3. Reproductive Choice: To make something a choice, it has to reasonably something you control. Reproduction, as it stands, is hard to control, despite all the options. The Today sponge, which went of the market temporarily, is available again in the US. Lots of different forms of long term hormonal birth control are available. IUDs are now far safer and better designed. Condoms are cheap and prolific. There is some truly great news on the horizon, however: the male pill. Despite the clamor of men’s magazines and the apparently hilarious joke that men are reckless morons, every guy I’ve talked to would love to be able to take a male pill. Why? Because most of my friends are smart and realize the awful consequences of accidentally getting someone pregnant. The male pill lets men take a much bigger role in pregnancy prevention and ads a huge aspect of redundancy to birth control. And better control means fewer accidental pregnancies, the central goal of both the pro-choice and pro-life movement.

4. Science Knowledge: A common complaint is that porn causes unrealistic attitudes about sex. A common joke is that young boys look at naked natives in National Geographic to get their jollies. Perhaps the undiscussed middle ground – TLC and Discovery Channel shows on human sexuality – could provide a fruitful place of learning. I know a lot of people (myself included) who learned how all the plumbing and hardware worked, while satisfying their curiosity and need for titilation, by watching science shows. Having the birds and the bees narrated to you by David Attenbourough is a glorious thing (it also makes Planet Earth even more erotic). Knowledge is sexy.

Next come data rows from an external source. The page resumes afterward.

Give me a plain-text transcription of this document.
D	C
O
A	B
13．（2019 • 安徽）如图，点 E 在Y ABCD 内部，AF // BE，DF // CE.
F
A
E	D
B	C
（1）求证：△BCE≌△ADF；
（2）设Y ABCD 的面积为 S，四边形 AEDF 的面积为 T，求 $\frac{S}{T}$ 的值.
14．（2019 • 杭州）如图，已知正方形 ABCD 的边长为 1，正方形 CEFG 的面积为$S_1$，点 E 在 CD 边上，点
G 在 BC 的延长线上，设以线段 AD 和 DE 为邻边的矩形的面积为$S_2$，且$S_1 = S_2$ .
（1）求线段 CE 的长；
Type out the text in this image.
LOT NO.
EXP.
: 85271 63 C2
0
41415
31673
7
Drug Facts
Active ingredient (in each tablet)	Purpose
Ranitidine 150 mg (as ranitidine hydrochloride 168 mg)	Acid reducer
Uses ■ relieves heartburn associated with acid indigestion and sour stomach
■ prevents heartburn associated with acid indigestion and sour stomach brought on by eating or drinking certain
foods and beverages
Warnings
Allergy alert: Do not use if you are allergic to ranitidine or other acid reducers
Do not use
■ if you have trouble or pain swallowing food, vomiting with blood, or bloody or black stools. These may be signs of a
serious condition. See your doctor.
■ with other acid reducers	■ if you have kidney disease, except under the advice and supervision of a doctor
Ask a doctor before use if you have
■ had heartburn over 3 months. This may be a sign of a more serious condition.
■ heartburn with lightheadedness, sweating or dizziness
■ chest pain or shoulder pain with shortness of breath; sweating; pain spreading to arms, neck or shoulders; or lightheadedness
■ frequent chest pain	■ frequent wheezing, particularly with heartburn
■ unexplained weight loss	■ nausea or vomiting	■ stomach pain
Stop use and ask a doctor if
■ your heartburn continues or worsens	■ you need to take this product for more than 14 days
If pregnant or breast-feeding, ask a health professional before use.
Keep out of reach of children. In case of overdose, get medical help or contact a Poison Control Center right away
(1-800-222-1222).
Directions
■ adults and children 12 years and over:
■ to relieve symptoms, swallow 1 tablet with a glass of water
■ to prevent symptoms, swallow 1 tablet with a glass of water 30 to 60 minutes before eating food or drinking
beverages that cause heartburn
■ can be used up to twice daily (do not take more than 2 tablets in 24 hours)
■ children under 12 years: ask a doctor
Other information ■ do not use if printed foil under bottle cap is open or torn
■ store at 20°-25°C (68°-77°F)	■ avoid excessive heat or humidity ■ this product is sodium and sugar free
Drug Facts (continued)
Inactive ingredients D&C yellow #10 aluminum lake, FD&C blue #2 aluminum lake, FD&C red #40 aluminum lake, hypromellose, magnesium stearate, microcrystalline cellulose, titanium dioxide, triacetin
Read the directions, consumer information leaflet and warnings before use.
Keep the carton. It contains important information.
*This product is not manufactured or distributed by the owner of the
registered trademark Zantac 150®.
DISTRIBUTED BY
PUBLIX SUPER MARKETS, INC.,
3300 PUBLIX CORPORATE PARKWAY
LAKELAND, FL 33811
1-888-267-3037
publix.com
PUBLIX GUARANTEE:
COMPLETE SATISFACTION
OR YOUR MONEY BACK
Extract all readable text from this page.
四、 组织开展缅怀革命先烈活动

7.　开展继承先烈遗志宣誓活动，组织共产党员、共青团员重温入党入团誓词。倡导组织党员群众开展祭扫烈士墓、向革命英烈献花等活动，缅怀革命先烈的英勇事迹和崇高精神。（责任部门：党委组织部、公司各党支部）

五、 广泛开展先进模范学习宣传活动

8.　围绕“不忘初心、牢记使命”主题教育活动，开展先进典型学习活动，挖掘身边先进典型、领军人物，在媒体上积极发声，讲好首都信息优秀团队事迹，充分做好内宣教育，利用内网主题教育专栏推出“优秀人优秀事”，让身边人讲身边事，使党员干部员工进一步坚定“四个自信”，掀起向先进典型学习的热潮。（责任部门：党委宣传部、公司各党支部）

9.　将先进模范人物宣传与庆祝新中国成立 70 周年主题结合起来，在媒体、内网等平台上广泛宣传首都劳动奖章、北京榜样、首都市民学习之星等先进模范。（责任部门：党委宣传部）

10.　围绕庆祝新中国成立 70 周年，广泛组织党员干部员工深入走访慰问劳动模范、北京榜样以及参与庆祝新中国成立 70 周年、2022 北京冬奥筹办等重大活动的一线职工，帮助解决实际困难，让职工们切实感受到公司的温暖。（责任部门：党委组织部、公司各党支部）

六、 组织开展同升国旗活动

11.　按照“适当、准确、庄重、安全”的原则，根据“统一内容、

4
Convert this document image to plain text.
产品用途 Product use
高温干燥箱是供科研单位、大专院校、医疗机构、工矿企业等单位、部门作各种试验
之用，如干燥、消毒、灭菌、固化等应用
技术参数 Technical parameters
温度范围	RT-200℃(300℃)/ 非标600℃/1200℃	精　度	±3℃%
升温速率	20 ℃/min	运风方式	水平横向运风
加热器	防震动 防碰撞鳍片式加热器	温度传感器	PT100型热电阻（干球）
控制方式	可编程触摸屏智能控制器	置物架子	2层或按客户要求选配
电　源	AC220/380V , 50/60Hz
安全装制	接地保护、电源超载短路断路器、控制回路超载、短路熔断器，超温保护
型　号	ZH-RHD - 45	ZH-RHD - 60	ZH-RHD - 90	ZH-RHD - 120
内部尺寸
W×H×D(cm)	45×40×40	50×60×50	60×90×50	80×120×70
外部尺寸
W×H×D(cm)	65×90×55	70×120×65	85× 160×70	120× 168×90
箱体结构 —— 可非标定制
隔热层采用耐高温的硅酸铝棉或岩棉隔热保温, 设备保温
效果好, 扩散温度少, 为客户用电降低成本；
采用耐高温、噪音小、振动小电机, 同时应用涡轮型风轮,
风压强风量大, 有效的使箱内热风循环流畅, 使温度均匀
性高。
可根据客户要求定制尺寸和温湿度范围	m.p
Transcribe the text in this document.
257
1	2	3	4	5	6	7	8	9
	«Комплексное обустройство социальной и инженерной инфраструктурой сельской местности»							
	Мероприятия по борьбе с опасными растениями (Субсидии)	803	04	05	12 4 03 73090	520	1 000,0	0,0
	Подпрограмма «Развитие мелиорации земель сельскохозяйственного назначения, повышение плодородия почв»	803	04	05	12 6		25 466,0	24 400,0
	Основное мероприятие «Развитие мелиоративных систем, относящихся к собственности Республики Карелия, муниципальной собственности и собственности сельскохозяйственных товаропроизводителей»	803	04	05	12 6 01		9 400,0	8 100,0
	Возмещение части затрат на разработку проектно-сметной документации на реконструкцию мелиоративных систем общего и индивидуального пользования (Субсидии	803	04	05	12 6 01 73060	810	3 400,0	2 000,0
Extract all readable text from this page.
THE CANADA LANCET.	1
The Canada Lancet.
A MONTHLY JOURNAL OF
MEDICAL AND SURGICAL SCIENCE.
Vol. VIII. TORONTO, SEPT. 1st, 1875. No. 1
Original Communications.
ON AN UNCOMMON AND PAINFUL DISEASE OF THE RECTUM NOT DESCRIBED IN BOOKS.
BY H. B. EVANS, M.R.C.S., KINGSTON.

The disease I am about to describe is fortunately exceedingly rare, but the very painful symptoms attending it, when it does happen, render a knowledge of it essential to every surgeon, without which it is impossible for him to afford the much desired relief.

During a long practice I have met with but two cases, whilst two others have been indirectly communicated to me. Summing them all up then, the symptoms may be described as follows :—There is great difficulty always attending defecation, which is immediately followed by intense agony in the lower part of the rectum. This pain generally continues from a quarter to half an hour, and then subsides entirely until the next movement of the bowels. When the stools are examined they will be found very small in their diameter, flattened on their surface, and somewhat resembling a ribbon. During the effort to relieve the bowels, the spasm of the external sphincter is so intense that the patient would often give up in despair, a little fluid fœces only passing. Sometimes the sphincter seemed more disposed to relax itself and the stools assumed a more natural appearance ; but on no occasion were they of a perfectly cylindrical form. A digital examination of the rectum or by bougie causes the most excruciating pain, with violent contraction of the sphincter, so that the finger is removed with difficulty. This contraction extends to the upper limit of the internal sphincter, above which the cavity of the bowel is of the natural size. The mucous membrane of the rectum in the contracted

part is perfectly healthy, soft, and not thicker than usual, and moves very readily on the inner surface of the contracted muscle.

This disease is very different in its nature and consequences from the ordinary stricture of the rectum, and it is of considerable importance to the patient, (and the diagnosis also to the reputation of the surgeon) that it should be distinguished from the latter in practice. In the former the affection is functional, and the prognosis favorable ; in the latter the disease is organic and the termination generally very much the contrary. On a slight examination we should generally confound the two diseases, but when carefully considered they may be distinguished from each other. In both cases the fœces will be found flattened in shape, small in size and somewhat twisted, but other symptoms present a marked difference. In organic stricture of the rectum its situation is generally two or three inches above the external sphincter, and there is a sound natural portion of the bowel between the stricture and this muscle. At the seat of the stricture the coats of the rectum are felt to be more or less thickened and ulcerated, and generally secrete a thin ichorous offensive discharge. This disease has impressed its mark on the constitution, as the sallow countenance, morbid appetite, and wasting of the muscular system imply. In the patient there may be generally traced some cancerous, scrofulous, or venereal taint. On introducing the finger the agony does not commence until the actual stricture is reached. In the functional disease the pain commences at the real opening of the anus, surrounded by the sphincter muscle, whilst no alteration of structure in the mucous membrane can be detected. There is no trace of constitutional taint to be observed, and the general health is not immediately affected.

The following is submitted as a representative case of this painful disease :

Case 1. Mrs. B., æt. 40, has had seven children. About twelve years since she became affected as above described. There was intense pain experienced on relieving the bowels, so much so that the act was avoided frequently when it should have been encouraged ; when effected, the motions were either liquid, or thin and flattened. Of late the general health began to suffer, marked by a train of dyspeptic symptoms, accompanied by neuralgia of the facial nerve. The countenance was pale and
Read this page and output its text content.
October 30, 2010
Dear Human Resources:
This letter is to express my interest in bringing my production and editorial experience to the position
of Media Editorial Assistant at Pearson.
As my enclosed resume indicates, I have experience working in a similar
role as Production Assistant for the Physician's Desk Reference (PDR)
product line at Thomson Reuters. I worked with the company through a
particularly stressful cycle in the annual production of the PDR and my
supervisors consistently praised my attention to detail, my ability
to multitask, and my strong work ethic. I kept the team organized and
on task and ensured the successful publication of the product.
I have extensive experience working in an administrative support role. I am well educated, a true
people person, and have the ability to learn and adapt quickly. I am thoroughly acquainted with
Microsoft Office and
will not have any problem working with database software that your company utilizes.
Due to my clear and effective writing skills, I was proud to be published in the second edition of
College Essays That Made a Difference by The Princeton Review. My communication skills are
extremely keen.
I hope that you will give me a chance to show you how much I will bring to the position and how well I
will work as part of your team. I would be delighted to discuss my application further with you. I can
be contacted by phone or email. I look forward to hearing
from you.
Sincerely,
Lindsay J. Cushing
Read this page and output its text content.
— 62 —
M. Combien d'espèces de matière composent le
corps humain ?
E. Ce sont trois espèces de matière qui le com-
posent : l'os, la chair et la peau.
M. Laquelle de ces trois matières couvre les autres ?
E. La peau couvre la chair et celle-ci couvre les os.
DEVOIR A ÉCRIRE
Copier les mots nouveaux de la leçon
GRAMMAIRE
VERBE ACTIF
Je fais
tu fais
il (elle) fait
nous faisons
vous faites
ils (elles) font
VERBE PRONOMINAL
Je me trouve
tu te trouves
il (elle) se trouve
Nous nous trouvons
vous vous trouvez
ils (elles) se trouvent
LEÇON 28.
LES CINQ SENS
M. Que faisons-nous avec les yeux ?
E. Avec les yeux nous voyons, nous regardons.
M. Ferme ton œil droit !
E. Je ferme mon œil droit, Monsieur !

5. More Intentional: I posted about “tinkering with libido” some time ago, but it’s really an astonishing idea that bears repeating. Presuming well-made, low side-effect drugs, one could actively control one’s libido. Long day at work? Pop a libido suppressor and keep saucy thoughts from distracting you. Finally heading home? Take a libido enhancer and be very excited to see your significant other by the time you come in the front door. As Megan McArdle pointed out in a brave post on pedophilia, there are some sexual desires that are taboo, but still natural and uncontrollable. Schizophrenics, the mentally disabled, severe autistics, and a range of other conditions would be greatly eased by a reduced sex drive. Alternatively, those on anti-depressants or social anxiety drugs often lose sex drive, canceling out one of the major benefits of their medication. Libido control, and many of these drugs are in the works, would do wonders for many.

These are just a few ideas working with what we have and what we could accomplish in the near future. In the long term, ideas are absolutely mind bending. Synthetic skin could allow a person to amplify nerve endings all over the body, making every sexual experience otherworldly. Anti-aging might radically alter just how long our “hedonistic” youth is while simultaneously letting us have long term monogamous relationships that don’t have to suffer from the libido dampening effect of aging. Telepresence and virtual reality could help make long distance relationships easier and less taxing. Radical but safe and effective body modifications might allow for entirely new forms of sex and sexuality and gender to emerge.

As with everything transhuman, the goal is not to reduce the very things that make us human, like our sexual drive, but to open them to new and exciting possibilities. The goal isn’t to guide sex and sexuality towards some version of perfection, but instead to create orders of magnitude more options, to allow better control and safer conditions. Transhumanism is about diversity and choice, why not bring that to sex? Sex can be mystical and is perhaps ultimately ineffable, but that doesn’t mean we can’t make it better with technology, knowledge, and freedom.